Pacific trade ministers have agreed to continue talks on a free trade agreement for the region (PACER-Plus) after the conclusion of the Pacific Islands Forum Leaders Meeting in Cairns in August 2009.
And the ministers of the Forum countries, who met in Samoa this week, have also backed the establishment of the Office of Chief Trade Adviser (OCTA) to be funded by Australia and New Zealand.
The OCTA is to be established initially as a special unit of the Pacific Islands Forum Secretariat (PIFS) prior to the establishment of the permanent office in Vanuatu.
The Forum Trade Ministers expect to meet again in the Federated States of Micronesia not later than November 2009 to develop a framework for the PACER-Plus negotiations.

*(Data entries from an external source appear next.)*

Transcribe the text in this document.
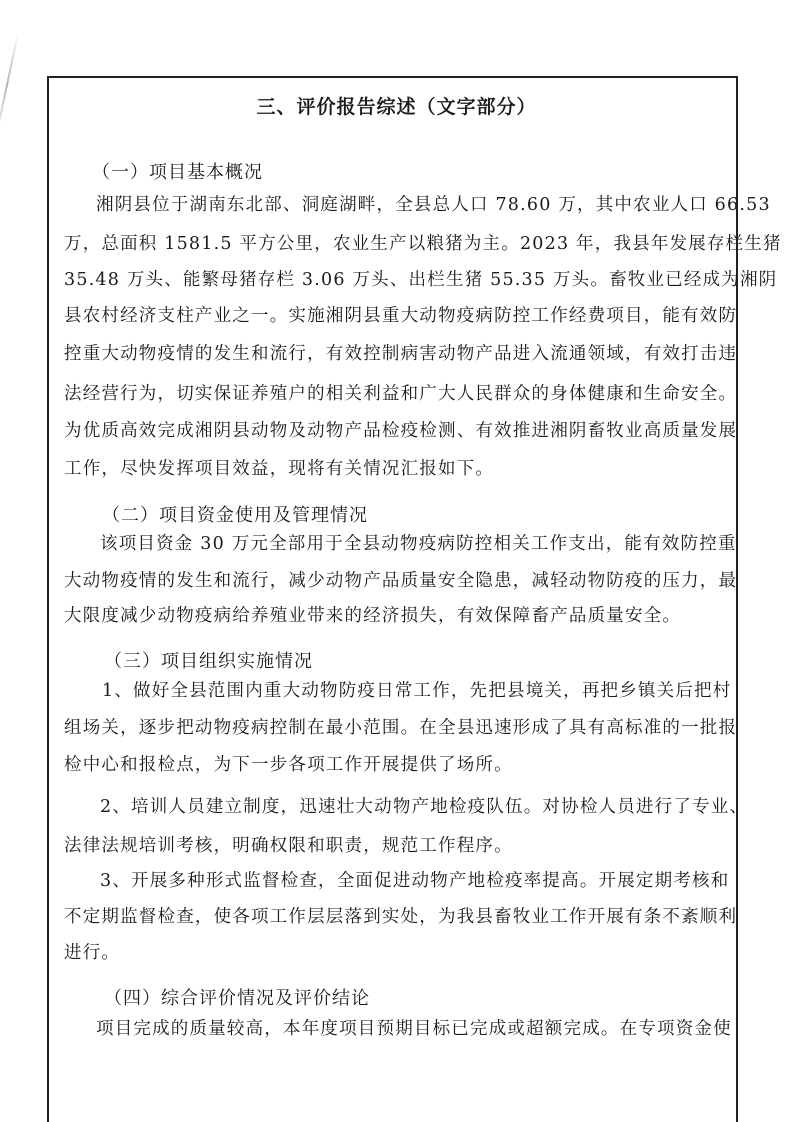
三、评价报告综述（文字部分）
（一）项目基本概况
湘阴县位于湖南东北部、洞庭湖畔，全县总人口 78.60 万，其中农业人口 66.53
万，总面积 1581.5 平方公里，农业生产以粮猪为主。2023 年，我县年发展存栏生猪
35.48 万头、能繁母猪存栏 3.06 万头、出栏生猪 55.35 万头。畜牧业已经成为湘阴
县农村经济支柱产业之一。实施湘阴县重大动物疫病防控工作经费项目，能有效防
控重大动物疫情的发生和流行，有效控制病害动物产品进入流通领域，有效打击违
法经营行为，切实保证养殖户的相关利益和广大人民群众的身体健康和生命安全。
为优质高效完成湘阴县动物及动物产品检疫检测、有效推进湘阴畜牧业高质量发展
工作，尽快发挥项目效益，现将有关情况汇报如下。
（二）项目资金使用及管理情况
该项目资金 30 万元全部用于全县动物疫病防控相关工作支出，能有效防控重
大动物疫情的发生和流行，减少动物产品质量安全隐患，减轻动物防疫的压力，最
大限度减少动物疫病给养殖业带来的经济损失，有效保障畜产品质量安全。
（三）项目组织实施情况
1、做好全县范围内重大动物防疫日常工作，先把县境关，再把乡镇关后把村
组场关，逐步把动物疫病控制在最小范围。在全县迅速形成了具有高标准的一批报
检中心和报检点，为下一步各项工作开展提供了场所。
2、培训人员建立制度，迅速壮大动物产地检疫队伍。对协检人员进行了专业、
法律法规培训考核，明确权限和职责，规范工作程序。
3、开展多种形式监督检查，全面促进动物产地检疫率提高。开展定期考核和
不定期监督检查，使各项工作层层落到实处，为我县畜牧业工作开展有条不紊顺利
进行。
（四）综合评价情况及评价结论
项目完成的质量较高，本年度项目预期目标已完成或超额完成。在专项资金使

The framework would include issues of timelines within which the negotiations are to be completed.
The trade talks, which exclude Fiji as a result of the 2006 coup, has come under fire from more than 30 civil society groups from the Pacific, New Zealand and Australia.
The groups have been critical of moves by Australia and New Zealand.
Pacific Network on Globalisation (PANG) coordinator Maureen Penjueli said Australia and New Zealand were demanding negotiations be fast-tracked.
“The Pacific's draft roadmap said negotiations might begin in 2013, and now Pacific Ministers are being told to launch negotiations this year,” Penjueli said.
Professor Jane Kelsey, a New Zealand law professor, added that “any decision to launch the PACER Plus negotiations in the absence of Fiji would not be lawful”.